Ten days remaining: OSLC 2012 Community Survey

There has been a good response to the OSLC 2012 Community Survey, so far. For fun, we'll take a look at some of the written responses in the survey, but before that: there are only ten days left to complete the survey - don't miss your chance to influence the future (check out the developerWorks article on that theme too).

Sure the responses are cherry-picked, but not to make everything seem rosy, just to give a flavor of the responses without burying you in all the details. Remember, the complete survey results will be made available once the survey is complete.

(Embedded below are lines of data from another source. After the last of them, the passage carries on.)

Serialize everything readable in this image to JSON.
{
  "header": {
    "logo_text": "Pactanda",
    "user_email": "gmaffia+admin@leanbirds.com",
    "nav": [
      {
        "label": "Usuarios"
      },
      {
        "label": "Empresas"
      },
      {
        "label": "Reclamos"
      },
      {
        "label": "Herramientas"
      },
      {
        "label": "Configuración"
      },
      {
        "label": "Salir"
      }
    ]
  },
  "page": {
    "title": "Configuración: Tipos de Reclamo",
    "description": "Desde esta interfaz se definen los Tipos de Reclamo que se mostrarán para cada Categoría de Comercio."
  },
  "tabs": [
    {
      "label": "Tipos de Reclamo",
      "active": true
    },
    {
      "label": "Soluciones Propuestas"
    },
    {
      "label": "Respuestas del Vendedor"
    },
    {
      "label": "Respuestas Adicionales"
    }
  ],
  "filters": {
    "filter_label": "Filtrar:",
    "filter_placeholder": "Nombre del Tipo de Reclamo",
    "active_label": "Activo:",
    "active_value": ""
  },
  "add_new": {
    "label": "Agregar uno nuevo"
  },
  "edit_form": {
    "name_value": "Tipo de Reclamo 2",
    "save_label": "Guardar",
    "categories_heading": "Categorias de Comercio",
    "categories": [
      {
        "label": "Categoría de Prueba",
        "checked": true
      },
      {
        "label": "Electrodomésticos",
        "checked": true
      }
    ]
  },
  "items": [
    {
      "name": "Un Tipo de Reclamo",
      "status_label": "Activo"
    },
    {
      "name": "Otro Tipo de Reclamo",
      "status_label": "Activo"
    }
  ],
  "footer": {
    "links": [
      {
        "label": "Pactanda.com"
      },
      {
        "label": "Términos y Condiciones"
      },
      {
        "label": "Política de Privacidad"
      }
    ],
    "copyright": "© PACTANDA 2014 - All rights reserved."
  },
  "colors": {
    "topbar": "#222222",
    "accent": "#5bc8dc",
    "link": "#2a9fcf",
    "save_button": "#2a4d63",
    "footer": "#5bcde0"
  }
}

Regarding specification development, workgroup participants shared some good reflections:

  1. The most successful specs are based on existing products. It's hard to define specs for new domains.
  2. Would like to make sure we do a better job explaining how the scenarios are solved by the final specs

Workgroups may want to consider that second point as they work through the finalization phase for the next standards. Maybe some community members would be interested in writing a short document connecting the scenarios final specifications were to solve with how the final specification does solve them ...

A specification implementer had this to say:

We can access only basic information using the current specifications. There are few scenarios and each scenario expose few atributes. There are a lot of work to do.

This is from someone who hasn't participated in a workgroup, but might in the future. Hopefully he or she will start a discussion around what other scenarios are important for his or her work, at the very least.

End-users are a very talkative bunch:

  1. From the Configuration Management perspective we have to access the revisions / history. Not only the last information of the artifact.
  2. Still tricky in a compliance scenario to make sure the link is pointing not only to the right object but also the right version of an object. Unsure how to quickly find and fix dangling references or suspect links.
  3. Linking is only half of my problem. I want to be aware of the life cycle changes to the things I have linked to. Our tools provide a way to experience notifications and I would like to aggregate these life cycle notifications in the same spot.
  4. Having used products integrated by OSLC (the Jazz CLM suite) I would never choose to go back to previous tools. With the integration, it feels like I'm using a single product instead of multiple integrated products.

Some more suggestions that might lead to new scenarios (1-3), and a bit of praise (4). The forums are a great way for end-users to start discussions about scenarios they'd like to see addressed.

Nearly 20% of all respondents took time to add some final thoughts:

  1. Great Idea! The community is more important than the technology! We need more tool vendor buy in into OSLC. OSLC must be extended from software domain to systems (embedded systems) domain.
  2. OSLC community should pay attention to semantic aspects: they are really important for end users. Semantic specifications from other initiatives should be considered in oredr to speed up the evolution of the specification and its acceptance from the users community.
  3. In general, it is the best tool integration architecture I've ever seen. We need to improve some things: 1. vastly increase adoption by lowering the bar for implementation: e.g. a "OSLC-enabler" code generator to wrap existing services and expose the data model as resouces 2. support more automation/"process" - e.g. how to implement "suspect link" notification/flagging on a testcase after requirements change? currently, links are quite "dumb" 3. make a more user-friendly and nice web-site - the current wiki is too hard to digest!
  4. The rate of positive change is great, the quality improvements at each step are great, the community is great. Now if only all open source tool providers would pick up on OSLC... Apparently some tools can do without an architecture but I say no tool can do without OSLC.
  5. The open community aspect is key. The technology basis on Linked Data is essential. The combination is extremely valuable, I would like to see these essential core values remain and reinforced as the community grows.
  6. More guidance / education materials for implementers. More focus on scenario definition. Specs should be structured around scenarios, and not around domains. The domains pigeon-holes what resources are supported, and the MUST requirements that individual providers may not be able to support. At a minimum, the MUST, SHOULD, and MAY guidance should be around scenarios to allow implementers to focus on supporting scenarios, rather than a specification.

There is a nice mixture of praise, validation of direction and philosophy, and suggestions for improvement. An extra special thanks to everyone who took the time to provide written responses in the survey, not only have you provided a lot of excellent info to the community, you've written most of this blog post!